C’est pour ça que cette équipe de Greenpeace va chaque jour sur le terrain voir s’il n’y a pas de feux de tourbe, un type de sol où se concentrent les particules radioactives. Anton Binislavsky dirige ce groupe de pompiers.

Anton Binislavsky dirige un groupe de pompiers dans la région de Briansk. PHOTO : ICI RADIO-CANADA/ALEXEY SERGEYEV
Si la tourbe brûle ici, cela peut causer une contamination secondaire, une recontamination, parce que les particules radioactives enfouies dans la tourbe sont extraites par le feu et transportées dans la fumée. Anton Binilavsky, pompier
L’autre crainte, c’est que le feu se répande dans la forêt, où les arbres sont aussi contaminés.

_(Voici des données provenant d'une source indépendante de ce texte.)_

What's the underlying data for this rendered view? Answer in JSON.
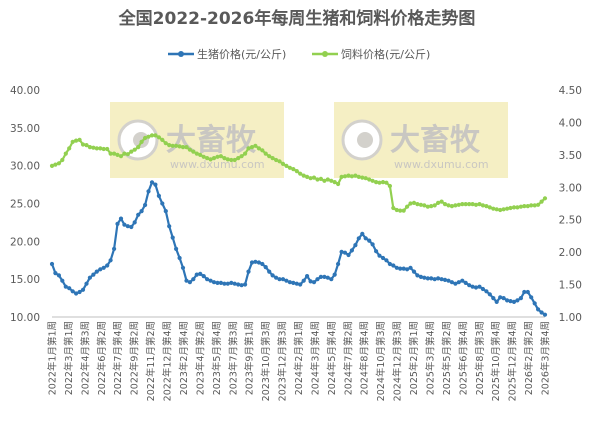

Le problème, dans la région de Briansk, c’est que la plupart des communautés qui se trouvent dans des zones dites « d’évacuation » n’ont pas été évacuées. Les autorités n’ont pas interdit l’accès à ces territoires, comme on l’a fait en Ukraine et au Bélarus.
Il s’agit de 120 000 à 200 000 personnes qui n’avaient pas les moyens d’aller ailleurs ou qui sont rentrées vivre dans leur village, toujours hanté par Tchernobyl, 30 ans plus tard et qui se sentent abandonnées par leur gouvernement.